Niebla juncosa

Scientific classification
- Kingdom: Fungi
- Division: Ascomycota
- Class: Lecanoromycetes
- Order: Lecanorales
- Family: Ramalinaceae
- Genus: Niebla
- Species: N. juncosa
- Binomial name: Niebla juncosa Spjut (1996)

= Niebla juncosa =

- Authority: Spjut (1996)

Species of lichen

Niebla juncosa is a fruticose lichen that grows on rock, stony soil and sand along the Pacific Coast of Baja California from Punta Banda to Morro Santo Dominogo. The epithet, juncosa is in reference to the thallus divided into rush-like branches, the stems of the flowering plant genus Juncus.

==Distinguishing features==

Niebla juncosa is distinguished by the thallus divided into sublinear subterete branches with a common attachment base (or holdfast); the primary branches generally creeping or ascending to erect, occasionally dividing into equal secondary branches and developing numerous similar branchlets along the upper side of a main branch (var. juncosa) or branchlets spreading in all directions (var. spinulifera), the branch margins not alternating with the cortical ridges; the whole thallus to 10 cm high and 15 cm in diameter. The species (N. juncosa) also recognized by containing divaricatic acid, with triterpenes. The cortex surrounds a fistulose to subfistulose medulla, varying from 55–175 μm thick, generally thinner on the branches where a change in thickness appears related fragmentation branchlets that break off from primary branches.

Two varieties recognized.

Variety juncosa has primary branches with mostly entire margins and usually with secondary (fragmentation) branchlets that develop mostly along the upper side of a primary branch; the secondary branches break off well above the attachment to the primary branch, or nearer the apex as seen in herbarium specimens. Variety juncosa common on rocks but occasionally on sand under Yucca valida in the southern part the Baja peninsula, and on stony ground in the terricolous Niebla communities in the transition zone from chaparral to desert scrub on mesas above Punta Baja.

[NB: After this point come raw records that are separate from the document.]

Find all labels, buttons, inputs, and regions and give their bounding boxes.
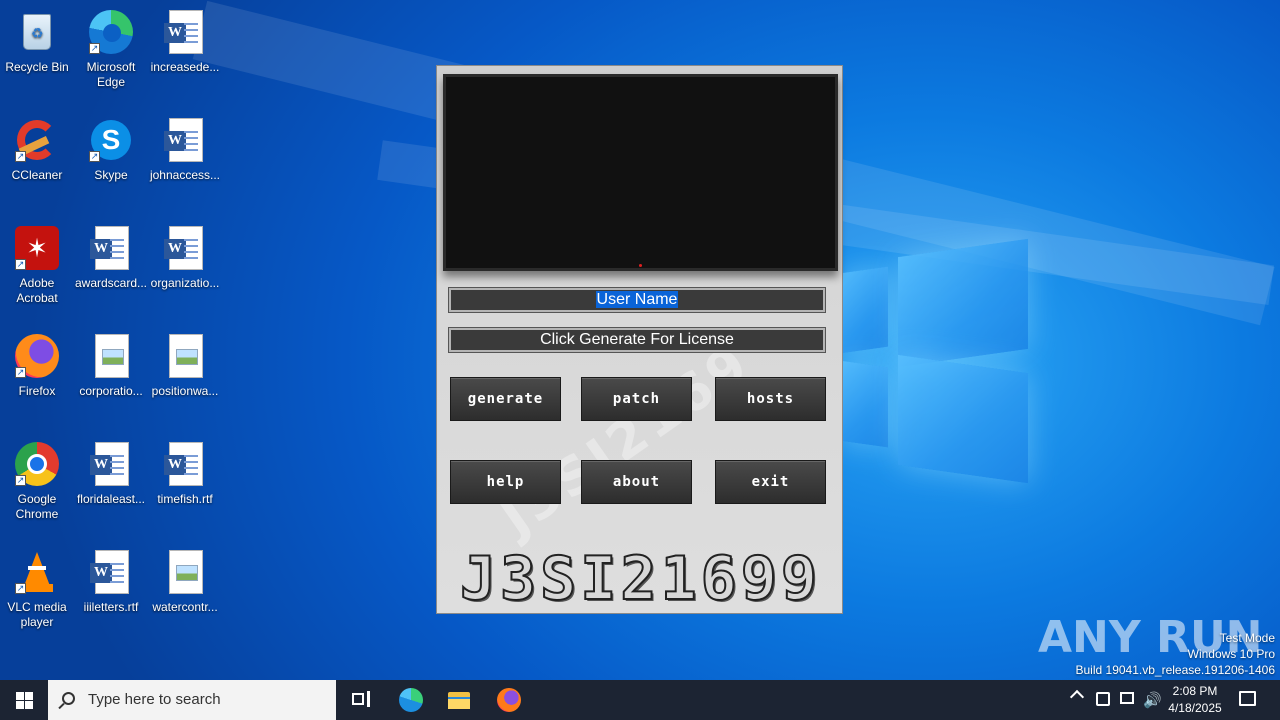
windows-wallpaper-logo	[840, 238, 1030, 484]
task-view-icon[interactable]	[350, 688, 374, 712]
notification-center-icon[interactable]	[1239, 691, 1256, 706]
word-doc-icon: W	[161, 440, 209, 488]
desktop-icon-label: johnaccess...	[149, 168, 221, 182]
clock-time: 2:08 PM	[1172, 684, 1218, 698]
desktop-icon[interactable]: ↗ Firefox	[0, 332, 74, 399]
desktop-icon[interactable]: ✶ ↗ Adobe Acrobat	[0, 224, 74, 306]
acrobat-icon: ✶ ↗	[13, 224, 61, 272]
desktop-icon[interactable]: ↗ Microsoft Edge	[74, 8, 148, 90]
desktop-icon[interactable]: ♻ Recycle Bin	[0, 8, 74, 75]
skype-icon: S ↗	[87, 116, 135, 164]
desktop-icon[interactable]: ↗ CCleaner	[0, 116, 74, 183]
chrome-icon: ↗	[13, 440, 61, 488]
test-mode-label: Test Mode	[1219, 631, 1275, 645]
file-explorer-icon[interactable]	[447, 688, 471, 712]
edge-icon: ↗	[87, 8, 135, 56]
build-label: Build 19041.vb_release.191206-1406	[1075, 663, 1276, 677]
start-button[interactable]	[0, 680, 48, 720]
desktop-icon[interactable]: Wfloridaleast...	[74, 440, 148, 507]
desktop-icon-label: awardscard...	[74, 276, 148, 290]
desktop-icon[interactable]: Wiiiletters.rtf	[74, 548, 148, 615]
image-file-icon	[161, 548, 209, 596]
desktop-icon-label: VLC media player	[7, 600, 67, 629]
desktop-icon-label: Recycle Bin	[5, 60, 69, 74]
desktop-icon-label: watercontr...	[152, 600, 218, 614]
license-output-field[interactable]: Click Generate For License	[448, 327, 826, 353]
desktop-icon-label: Microsoft Edge	[86, 60, 136, 89]
taskbar: Type here to search 🔊 2:08 PM 4/18/2025	[0, 680, 1280, 720]
desktop-icon-label: Adobe Acrobat	[16, 276, 58, 305]
image-file-icon	[87, 332, 135, 380]
desktop-icon[interactable]: watercontr...	[148, 548, 222, 615]
desktop-icon-label: Skype	[94, 168, 128, 182]
desktop-icon-label: organizatio...	[150, 276, 220, 290]
desktop-icon[interactable]: S ↗ Skype	[74, 116, 148, 183]
image-file-icon	[161, 332, 209, 380]
word-doc-icon: W	[87, 440, 135, 488]
windows-edition-label: Windows 10 Pro	[1187, 647, 1275, 661]
desktop-icon[interactable]: positionwa...	[148, 332, 222, 399]
volume-icon[interactable]: 🔊	[1143, 691, 1162, 709]
system-info: Test Mode Windows 10 Pro Build 19041.vb_…	[1076, 630, 1276, 678]
word-doc-icon: W	[87, 548, 135, 596]
desktop-icon-label: positionwa...	[151, 384, 219, 398]
username-input[interactable]: User Name	[448, 287, 826, 313]
help-button[interactable]: Help	[450, 460, 561, 504]
edge-taskbar-icon[interactable]	[399, 688, 423, 712]
desktop-icon-label: Google Chrome	[15, 492, 59, 521]
hosts-button[interactable]: Hosts	[715, 377, 826, 421]
username-selected-text: User Name	[595, 291, 679, 308]
desktop-icon-label: Firefox	[18, 384, 56, 398]
search-placeholder: Type here to search	[88, 691, 221, 708]
windows-logo-icon	[16, 692, 24, 700]
show-hidden-icons-chevron-icon[interactable]	[1069, 689, 1085, 705]
desktop-icon[interactable]: corporatio...	[74, 332, 148, 399]
generate-button[interactable]: Generate	[450, 377, 561, 421]
taskbar-clock[interactable]: 2:08 PM 4/18/2025	[1160, 683, 1230, 717]
network-icon[interactable]	[1120, 692, 1134, 704]
search-icon	[62, 692, 75, 705]
recycle-bin-icon: ♻	[13, 8, 61, 56]
ccleaner-icon: ↗	[13, 116, 61, 164]
word-doc-icon: W	[161, 8, 209, 56]
desktop-icon[interactable]: Wtimefish.rtf	[148, 440, 222, 507]
power-led	[639, 264, 642, 267]
firefox-taskbar-icon[interactable]	[497, 688, 521, 712]
tv-display-screen	[443, 74, 838, 271]
taskbar-search-box[interactable]: Type here to search	[48, 680, 336, 720]
network-meeting-icon[interactable]	[1096, 692, 1110, 706]
vlc-icon: ↗	[13, 548, 61, 596]
desktop-icon-label: increasede...	[150, 60, 220, 74]
desktop-icon[interactable]: ↗ Google Chrome	[0, 440, 74, 522]
firefox-icon: ↗	[13, 332, 61, 380]
exit-button[interactable]: Exit	[715, 460, 826, 504]
clock-date: 4/18/2025	[1168, 701, 1222, 715]
desktop-icon[interactable]: Wincreasede...	[148, 8, 222, 75]
word-doc-icon: W	[87, 224, 135, 272]
about-button[interactable]: About	[581, 460, 692, 504]
word-doc-icon: W	[161, 116, 209, 164]
patch-button[interactable]: Patch	[581, 377, 692, 421]
desktop-icon[interactable]: Worganizatio...	[148, 224, 222, 291]
desktop-icon-label: CCleaner	[11, 168, 63, 182]
desktop-icon[interactable]: Wawardscard...	[74, 224, 148, 291]
word-doc-icon: W	[161, 224, 209, 272]
desktop-icon-label: floridaleast...	[76, 492, 146, 506]
keygen-window[interactable]: J3SI2169 User Name Click Generate For Li…	[436, 65, 843, 614]
desktop-icon[interactable]: Wjohnaccess...	[148, 116, 222, 183]
app-logo: J3SI21699	[459, 544, 822, 614]
desktop-icon-label: timefish.rtf	[157, 492, 213, 506]
desktop-icon-label: iiiletters.rtf	[83, 600, 139, 614]
desktop-icon[interactable]: ↗ VLC media player	[0, 548, 74, 630]
desktop-icon-label: corporatio...	[79, 384, 143, 398]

Variety spinulifera differs by primary branches with mostly wavy (lobed) margins and with spinule-like branchlets that spread in various directions from the primary branch, the spinule branchlets appear to break where attached to the primary branch, appearing to leave a rudimentary lobe; the thallus often appearing less rush-like and more mat-like related to the intricately divided branches. This variety (var. spinulifera) is widely distributed throughout the range of the species.

==Taxonomic history==

Niebla juncosa was first recognized from thalli growing on a ridge 300–400 meters in elevation south of Punta Negra, between Punta Rocosa and Punta Prieta; the location for the type specimen collected 20 May 1986. Various outcroppings of rock piles along the ridge were discovered to have a rich assemblage of Niebla species, represented by various morphological and chemotypes. The associated species include large bushy thalli of Niebla homaleoides, Niebla infundibula, Niebla josecuervoi, Niebla sorocarpia, Niebla turgida, and other related species with short tufts of branches.

Niebla juncosa has been included under a very broad species concept of Niebla homalea; one that essentially recognizes only three species in the genus Niebla, defined by a two-layered cortex, isolated chondroid strands in the medulla and by lacking key lichen substances such as the triterpene zeorin and the diterpene (-)-16 α-hydroxykaurane that are found in most species of Vermilacinia. Under the broad species concept, the morphological differences are seen as environmentally induced variation, and the chemical differences as chemo-syndromes; however, no data were presented to support this view, other than reference to studies in other genera that appear inapplicable.